View Single Post
  #6   Report Post  
Old July 21st 13, 11:26 PM posted to uk.transport.london
[email protected] rosenstiel@cix.compulink.co.uk is offline
external usenet poster
 
First recorded activity at LondonBanter: Sep 2008
Posts: 4,877
Default Silly 'break of journey' question

In article , (Mizter T) wrote:

On 21/07/2013 22:11,
wrote:

(Neil Williams) wrote:

Mizter T wrote:
I'm 99.9% sure of this, but after advising a friend about ticketing
who is highly doubtful of my advice, I've stupidly allowed 0.1% of
doubt to creep in, so as a belt-and-braces measure I thought I'd just
quickly check here.

If one buy an Anytime single ticket from A to C, one can travel A to B
in the morning, go and do a day's work (or indeed go and 'do' a day's
fun etc), then travel from B to C in the evening and go home (or go to
the circus etc).

Yes. The one exception is that if B is a Tube station when crossing
London as part of the ticket, you have to pay for the extra Tube trip
from B to the relevant London terminal to continue.

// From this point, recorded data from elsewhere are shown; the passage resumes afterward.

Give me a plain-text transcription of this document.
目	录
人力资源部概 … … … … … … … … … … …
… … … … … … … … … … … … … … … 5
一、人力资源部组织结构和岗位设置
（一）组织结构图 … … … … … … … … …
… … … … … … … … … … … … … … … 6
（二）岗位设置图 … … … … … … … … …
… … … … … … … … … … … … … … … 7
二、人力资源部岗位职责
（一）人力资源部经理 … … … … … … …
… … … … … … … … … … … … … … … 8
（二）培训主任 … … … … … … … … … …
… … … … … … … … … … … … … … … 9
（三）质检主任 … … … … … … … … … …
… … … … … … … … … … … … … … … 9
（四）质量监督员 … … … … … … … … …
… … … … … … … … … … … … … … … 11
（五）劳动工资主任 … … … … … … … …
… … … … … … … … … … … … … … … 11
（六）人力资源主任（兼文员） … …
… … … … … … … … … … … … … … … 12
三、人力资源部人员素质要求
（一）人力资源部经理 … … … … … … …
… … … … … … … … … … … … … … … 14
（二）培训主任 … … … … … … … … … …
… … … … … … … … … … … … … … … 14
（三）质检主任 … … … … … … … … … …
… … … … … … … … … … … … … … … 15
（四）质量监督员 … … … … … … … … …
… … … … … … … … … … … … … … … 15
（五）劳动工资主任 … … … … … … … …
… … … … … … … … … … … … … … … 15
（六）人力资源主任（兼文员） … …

You can't even exit the tube at a station that isn't on the list for
cross-London journeys.


I think I've read conflicting info on this particular issue, but I
remember reading on the District Dave forum that in practice, LU
staff will let people out of a station (at least within central
London) if they ask. That said, it's certainly not the intention of
the cross-London tube transfer ticketing arrangements to facilitate
this.


I was refused exit at Goodge Street on a cross-London ticket once and told
in no uncertain terms that I could only go to and from main line stations. I
went back to Euston and exited there without problems.